I didn’t get a chance to talk to William that night about anything besides the mammoth and the harness spells. It was a bit frustrating, because the list of things I wanted to talk to him about was getting longer by the minute. I hadn’t had a
chance to tell him what his father had said at the good-bye dinner, and I was pretty sure he’d want to know as soon as possible. I wanted to ask him about the Aphrikan magic he’d obviously learned, and I wanted to talk to him about my dreams and the pendant Wash had given me.

As I lay down to sleep, it occurred to me that I hadn’t had one of those dreams in a long time, not since — I thought back. Not since late summer, out at the study center. I fingered the pendant through my nightdress, thinking hard. I’d been using my world-sensing regularly, and I’d practiced up doing my Avrupan spells properly. I’d meant to look more closely at the spells around the pendant, but except for that one time, right after I talked to Wash, I hadn’t done so. And it wasn’t the first time I’d forgotten, either.

I thought about that for a minute, and I thought about all the don’t-notice-it spells in the last couple of layers around the pendant. Then I reached up and pulled the leather cord that held the pendant up and off my head.

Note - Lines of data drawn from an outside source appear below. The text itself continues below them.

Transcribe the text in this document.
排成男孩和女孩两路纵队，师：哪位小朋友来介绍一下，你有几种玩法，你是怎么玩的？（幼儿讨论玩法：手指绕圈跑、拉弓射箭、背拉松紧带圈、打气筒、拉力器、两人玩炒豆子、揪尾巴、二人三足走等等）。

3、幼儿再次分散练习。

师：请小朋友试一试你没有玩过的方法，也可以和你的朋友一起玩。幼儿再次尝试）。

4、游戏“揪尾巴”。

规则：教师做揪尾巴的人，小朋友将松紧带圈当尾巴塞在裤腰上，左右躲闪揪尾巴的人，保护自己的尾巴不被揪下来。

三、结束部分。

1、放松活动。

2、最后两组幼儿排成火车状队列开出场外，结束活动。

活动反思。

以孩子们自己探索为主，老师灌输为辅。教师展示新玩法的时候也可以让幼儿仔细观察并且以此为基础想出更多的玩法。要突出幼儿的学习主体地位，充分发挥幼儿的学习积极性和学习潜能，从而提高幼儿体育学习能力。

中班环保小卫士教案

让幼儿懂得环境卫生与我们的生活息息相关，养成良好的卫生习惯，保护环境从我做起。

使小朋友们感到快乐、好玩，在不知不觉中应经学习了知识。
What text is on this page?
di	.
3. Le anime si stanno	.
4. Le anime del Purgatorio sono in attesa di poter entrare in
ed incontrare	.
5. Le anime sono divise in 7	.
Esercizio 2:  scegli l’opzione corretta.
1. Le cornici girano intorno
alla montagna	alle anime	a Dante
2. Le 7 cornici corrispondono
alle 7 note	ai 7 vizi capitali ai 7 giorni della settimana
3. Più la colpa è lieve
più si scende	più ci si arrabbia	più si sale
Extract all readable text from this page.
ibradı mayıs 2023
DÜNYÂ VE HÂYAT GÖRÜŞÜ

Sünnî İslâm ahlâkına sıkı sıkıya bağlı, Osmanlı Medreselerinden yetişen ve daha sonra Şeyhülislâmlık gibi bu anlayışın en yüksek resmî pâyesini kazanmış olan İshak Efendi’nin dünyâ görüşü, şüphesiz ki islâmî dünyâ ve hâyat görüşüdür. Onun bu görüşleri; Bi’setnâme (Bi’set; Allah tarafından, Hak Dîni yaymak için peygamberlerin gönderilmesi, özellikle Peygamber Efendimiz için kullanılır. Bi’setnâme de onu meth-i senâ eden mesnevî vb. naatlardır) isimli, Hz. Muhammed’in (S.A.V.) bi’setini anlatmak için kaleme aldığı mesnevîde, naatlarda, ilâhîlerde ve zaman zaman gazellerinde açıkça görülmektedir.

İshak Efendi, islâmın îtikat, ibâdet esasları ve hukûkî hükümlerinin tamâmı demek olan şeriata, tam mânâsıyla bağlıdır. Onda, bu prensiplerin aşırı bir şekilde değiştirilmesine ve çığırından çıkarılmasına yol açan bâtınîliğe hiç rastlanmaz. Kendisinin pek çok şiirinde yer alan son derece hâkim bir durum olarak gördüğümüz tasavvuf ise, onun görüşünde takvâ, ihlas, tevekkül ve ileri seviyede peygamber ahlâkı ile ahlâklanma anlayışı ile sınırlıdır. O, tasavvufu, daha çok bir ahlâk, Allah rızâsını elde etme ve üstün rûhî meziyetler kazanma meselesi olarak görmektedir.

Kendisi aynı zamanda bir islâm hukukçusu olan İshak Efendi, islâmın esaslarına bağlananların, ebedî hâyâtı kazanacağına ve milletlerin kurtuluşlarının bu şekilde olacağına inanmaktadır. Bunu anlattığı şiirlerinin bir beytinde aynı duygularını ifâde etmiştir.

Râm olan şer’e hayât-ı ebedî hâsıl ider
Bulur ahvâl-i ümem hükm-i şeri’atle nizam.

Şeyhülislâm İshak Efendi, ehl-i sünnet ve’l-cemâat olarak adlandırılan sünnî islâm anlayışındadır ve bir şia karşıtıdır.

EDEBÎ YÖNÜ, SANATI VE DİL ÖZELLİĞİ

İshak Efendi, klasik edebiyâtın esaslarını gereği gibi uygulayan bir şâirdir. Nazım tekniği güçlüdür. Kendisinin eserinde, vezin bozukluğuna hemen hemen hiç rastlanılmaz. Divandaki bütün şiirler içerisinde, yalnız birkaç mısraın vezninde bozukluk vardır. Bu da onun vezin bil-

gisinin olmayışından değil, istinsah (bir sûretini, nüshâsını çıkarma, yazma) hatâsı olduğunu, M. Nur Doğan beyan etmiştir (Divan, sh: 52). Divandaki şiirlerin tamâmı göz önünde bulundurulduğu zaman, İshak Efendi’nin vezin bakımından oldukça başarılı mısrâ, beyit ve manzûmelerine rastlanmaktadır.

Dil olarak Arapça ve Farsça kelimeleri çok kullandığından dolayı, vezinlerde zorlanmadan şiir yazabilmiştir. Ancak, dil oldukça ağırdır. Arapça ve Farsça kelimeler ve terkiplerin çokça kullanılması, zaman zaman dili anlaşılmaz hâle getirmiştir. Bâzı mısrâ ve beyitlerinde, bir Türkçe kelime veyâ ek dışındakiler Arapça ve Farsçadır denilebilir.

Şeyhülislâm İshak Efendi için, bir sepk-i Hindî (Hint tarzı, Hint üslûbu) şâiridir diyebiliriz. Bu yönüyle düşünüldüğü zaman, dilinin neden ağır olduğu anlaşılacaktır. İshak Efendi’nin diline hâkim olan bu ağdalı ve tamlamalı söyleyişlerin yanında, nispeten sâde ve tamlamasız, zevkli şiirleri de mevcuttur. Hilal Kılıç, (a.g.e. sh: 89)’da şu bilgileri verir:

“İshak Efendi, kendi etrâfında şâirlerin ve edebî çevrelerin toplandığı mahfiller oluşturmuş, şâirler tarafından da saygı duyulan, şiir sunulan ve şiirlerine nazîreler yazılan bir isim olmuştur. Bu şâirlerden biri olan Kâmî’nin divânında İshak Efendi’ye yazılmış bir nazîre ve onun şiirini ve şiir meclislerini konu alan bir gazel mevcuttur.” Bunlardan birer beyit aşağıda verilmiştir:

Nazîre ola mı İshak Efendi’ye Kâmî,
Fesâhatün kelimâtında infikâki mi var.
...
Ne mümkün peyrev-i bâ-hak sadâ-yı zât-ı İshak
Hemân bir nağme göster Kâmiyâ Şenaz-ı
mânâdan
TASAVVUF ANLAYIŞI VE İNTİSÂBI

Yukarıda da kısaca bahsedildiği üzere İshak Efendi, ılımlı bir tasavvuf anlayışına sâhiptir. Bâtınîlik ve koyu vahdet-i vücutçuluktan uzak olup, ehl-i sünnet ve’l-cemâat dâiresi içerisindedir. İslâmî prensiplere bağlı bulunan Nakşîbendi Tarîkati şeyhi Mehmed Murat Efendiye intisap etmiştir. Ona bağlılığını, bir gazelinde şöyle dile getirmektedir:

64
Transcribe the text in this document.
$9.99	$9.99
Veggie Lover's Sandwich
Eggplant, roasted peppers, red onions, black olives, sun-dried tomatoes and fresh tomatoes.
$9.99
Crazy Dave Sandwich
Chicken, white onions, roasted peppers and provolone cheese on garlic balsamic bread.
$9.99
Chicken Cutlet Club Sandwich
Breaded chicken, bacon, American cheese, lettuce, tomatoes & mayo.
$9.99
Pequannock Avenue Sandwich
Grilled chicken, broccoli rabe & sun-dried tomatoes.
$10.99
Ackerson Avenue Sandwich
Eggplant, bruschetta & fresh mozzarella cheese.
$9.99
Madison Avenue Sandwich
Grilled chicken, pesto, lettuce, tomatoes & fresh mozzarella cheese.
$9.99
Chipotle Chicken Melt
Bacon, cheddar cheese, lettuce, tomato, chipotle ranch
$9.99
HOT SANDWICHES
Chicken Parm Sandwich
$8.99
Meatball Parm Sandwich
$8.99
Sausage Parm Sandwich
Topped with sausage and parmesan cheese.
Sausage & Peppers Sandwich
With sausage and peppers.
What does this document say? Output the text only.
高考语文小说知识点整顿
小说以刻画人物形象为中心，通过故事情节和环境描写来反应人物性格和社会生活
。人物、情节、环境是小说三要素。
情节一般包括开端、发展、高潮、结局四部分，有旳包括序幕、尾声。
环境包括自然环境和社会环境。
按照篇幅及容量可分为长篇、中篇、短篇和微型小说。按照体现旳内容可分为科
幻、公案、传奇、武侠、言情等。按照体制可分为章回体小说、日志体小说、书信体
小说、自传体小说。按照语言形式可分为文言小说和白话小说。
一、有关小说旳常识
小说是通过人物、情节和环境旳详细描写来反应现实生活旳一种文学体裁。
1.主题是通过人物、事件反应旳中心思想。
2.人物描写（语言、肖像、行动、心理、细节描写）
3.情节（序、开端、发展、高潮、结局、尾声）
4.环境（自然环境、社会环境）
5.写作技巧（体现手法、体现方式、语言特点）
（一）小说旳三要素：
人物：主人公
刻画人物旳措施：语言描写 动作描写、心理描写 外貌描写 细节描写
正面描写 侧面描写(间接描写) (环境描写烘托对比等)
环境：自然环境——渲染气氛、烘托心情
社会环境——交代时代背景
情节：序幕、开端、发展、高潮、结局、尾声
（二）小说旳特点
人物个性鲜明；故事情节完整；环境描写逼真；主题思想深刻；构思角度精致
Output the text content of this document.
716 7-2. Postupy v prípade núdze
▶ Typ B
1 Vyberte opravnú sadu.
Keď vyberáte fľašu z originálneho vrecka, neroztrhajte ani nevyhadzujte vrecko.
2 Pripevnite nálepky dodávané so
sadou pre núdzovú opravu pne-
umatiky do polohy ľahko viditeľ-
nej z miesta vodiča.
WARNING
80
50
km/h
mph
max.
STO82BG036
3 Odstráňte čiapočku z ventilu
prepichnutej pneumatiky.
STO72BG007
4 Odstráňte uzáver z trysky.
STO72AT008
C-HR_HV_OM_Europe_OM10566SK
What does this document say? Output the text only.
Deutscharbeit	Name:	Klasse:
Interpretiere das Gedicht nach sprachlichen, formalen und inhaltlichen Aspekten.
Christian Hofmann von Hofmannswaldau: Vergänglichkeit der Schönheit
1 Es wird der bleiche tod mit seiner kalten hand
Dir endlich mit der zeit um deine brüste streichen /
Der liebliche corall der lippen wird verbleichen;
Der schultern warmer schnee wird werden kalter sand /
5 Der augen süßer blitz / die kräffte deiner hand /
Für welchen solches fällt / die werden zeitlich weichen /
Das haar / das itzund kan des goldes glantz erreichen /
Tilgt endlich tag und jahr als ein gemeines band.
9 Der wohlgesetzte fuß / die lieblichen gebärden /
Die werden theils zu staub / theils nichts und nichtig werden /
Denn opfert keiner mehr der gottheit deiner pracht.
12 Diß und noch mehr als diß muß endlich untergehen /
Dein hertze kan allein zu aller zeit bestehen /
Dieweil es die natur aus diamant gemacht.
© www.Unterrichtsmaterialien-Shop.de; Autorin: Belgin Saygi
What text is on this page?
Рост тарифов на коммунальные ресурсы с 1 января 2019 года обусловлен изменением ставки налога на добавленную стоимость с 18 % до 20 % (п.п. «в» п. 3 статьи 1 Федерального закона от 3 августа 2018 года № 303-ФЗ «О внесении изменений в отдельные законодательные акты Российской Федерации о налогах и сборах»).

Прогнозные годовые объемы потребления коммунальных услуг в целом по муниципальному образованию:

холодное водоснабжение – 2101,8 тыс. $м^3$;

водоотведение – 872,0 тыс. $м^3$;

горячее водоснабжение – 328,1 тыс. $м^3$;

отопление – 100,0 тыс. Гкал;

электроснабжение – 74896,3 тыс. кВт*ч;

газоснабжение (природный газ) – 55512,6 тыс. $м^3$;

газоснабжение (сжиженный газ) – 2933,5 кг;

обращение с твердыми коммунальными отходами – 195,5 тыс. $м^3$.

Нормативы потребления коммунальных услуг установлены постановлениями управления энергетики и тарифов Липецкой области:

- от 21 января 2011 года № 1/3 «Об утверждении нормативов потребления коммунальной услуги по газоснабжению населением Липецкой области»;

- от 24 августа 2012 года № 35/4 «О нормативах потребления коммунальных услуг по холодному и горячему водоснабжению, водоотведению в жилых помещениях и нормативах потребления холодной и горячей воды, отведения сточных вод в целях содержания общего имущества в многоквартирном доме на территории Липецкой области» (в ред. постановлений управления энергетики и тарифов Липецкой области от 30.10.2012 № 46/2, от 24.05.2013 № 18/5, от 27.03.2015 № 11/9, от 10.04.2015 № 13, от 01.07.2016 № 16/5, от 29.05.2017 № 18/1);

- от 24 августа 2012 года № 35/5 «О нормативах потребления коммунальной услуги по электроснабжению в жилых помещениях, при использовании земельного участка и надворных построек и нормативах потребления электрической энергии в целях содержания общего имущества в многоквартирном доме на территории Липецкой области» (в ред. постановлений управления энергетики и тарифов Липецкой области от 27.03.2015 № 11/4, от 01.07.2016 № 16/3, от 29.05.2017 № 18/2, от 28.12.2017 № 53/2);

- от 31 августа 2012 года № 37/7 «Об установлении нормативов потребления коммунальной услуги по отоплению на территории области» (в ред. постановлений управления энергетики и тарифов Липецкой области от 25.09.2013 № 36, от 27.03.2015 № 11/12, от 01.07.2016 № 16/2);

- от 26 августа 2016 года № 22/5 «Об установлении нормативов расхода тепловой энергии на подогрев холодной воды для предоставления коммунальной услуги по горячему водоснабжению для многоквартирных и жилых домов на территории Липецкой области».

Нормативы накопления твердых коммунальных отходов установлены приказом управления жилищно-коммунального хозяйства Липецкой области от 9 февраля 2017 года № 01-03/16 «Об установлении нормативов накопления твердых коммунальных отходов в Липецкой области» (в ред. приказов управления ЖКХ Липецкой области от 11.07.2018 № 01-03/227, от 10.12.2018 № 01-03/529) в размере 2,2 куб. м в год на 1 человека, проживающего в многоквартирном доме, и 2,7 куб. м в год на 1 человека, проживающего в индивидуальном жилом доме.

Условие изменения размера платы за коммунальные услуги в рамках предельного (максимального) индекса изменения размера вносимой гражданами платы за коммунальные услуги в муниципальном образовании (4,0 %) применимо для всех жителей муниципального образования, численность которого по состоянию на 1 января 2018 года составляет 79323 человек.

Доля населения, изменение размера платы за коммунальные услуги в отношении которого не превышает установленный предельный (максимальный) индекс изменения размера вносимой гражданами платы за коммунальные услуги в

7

There wasn’t much light in the tent, just a little bit that leaked in from the fire outside. Mrs. Wilson and Sergeant Amy were already asleep, and I didn’t want to wake them by lighting a lantern, but I didn’t really need to. I wasn’t planning to look at the pendant with my eyes.

Slowly, I started the concentration exercise Professor Ochiba had taught me back in day school. When I was calm and centered, I let my world-sensing go just a little, just enough to feel the pendant and the layers of spells around it.

Before, I’d always studied the pendant as a whole thing, partly because that was the way I thought of it and partly
because that was the way Aphrikan magic looked at most things. But the pendant and the spells weren’t just one thing. Nothing ever was, really.

What other things is this?
I thought, and started a mental list of everything I could think of. The pendant was an ornament, a necklace. It was an Aphrikan teaching tool — I knew that from what Wash had told me. It was a physical thing (the robin’s-egg whorl of wood) plus a bunch of magic things (the spells that wrapped it). I paused and considered on that for a minute. A
bunch
of spells — not just one layer wrapped around a core, but lots of layers, like an onion.

The pendant gave me dreams … I stopped again. That was what it
did
, not what it
was
. That was where I’d gone wrong the last time I thought about it. I needed to understand what it was, really understand it, before I got to fussing about what it did.